Alibaba (BABA), the Chinese e-commerce giant who we cannot stop comparing to Amazon (AMZN), has done one thing much better than Amazon this year – send their stock price soaring way higher than what Amazon could manage. Alibaba’s stock has surged by more than 90% since the start of the year, making Amazon’s 27% increase look like below-par performance.
The disparity in the growth rates can be directly linked to the way revenue has grown for both e-commerce giants. Alibaba’s revenue growth accelerated from less than 35% in Fiscal 2016 to the current easily-above-50% levels. Amazon’s revenue has been growing in the 20% to 30% range in the last six quarters, a great number when looked at in isolation, but less than half the speed that Alibaba has clocked in the last five quarters.
As is the case with our hyper-reactive market, the strong revenue growth has sent the stock price soaring by nearly 90%, and I guess it will only be a matter of time before that number hits triple digits. But there is one more factor that has worked in the Chinese e-tailer’s favor as well: their slowly increasing operating margin levels.
It is never easy to keep improving your margins while your revenue is expanding, and it is even more difficult to achieve that if you are operating in the retail sector. But Alibaba has done exactly that.
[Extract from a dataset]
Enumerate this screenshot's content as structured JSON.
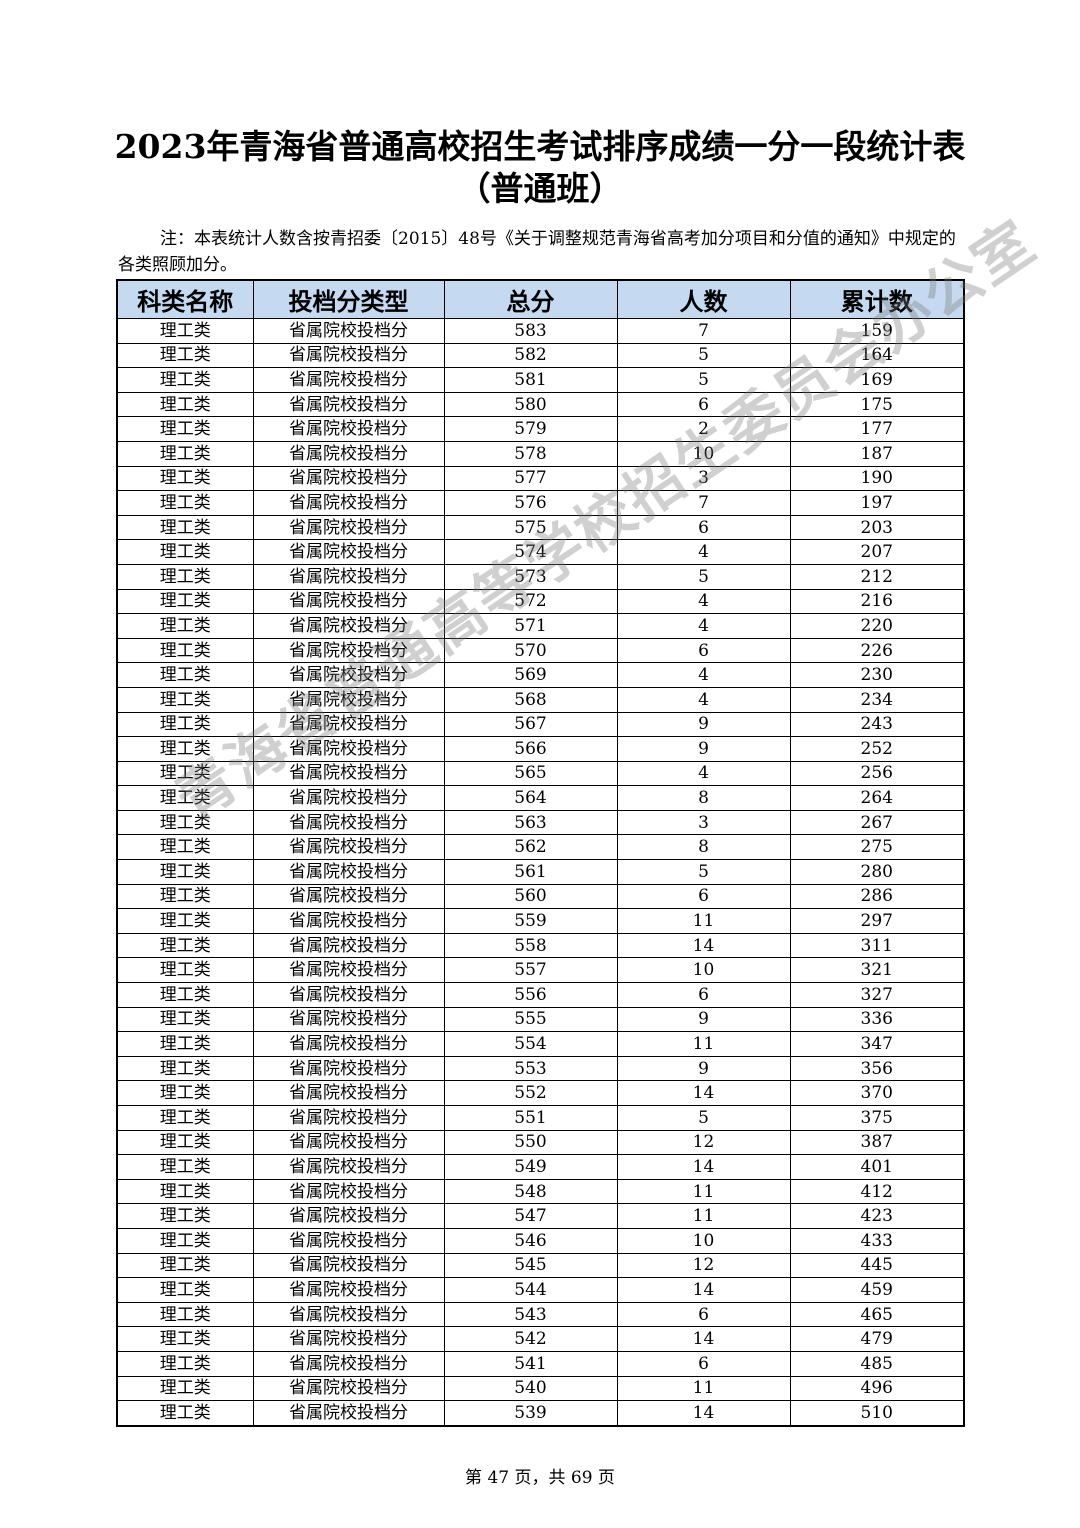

One more major factor that is possibly influencing market sentiment in a positive way is that much of Alibaba’s current growth is actually coming from their core commerce retail segment, which accounted for 73% of Alibaba’s revenue during the recent quarter and grew 57% compared to last year. If your core bread and butter operations are leading the growth charge and your operating margins are expanding in the process, then there are plenty of reasons to believe that such growth didn’t happen by accident. And its also not a surprise that the market expects that growth to continue in the future.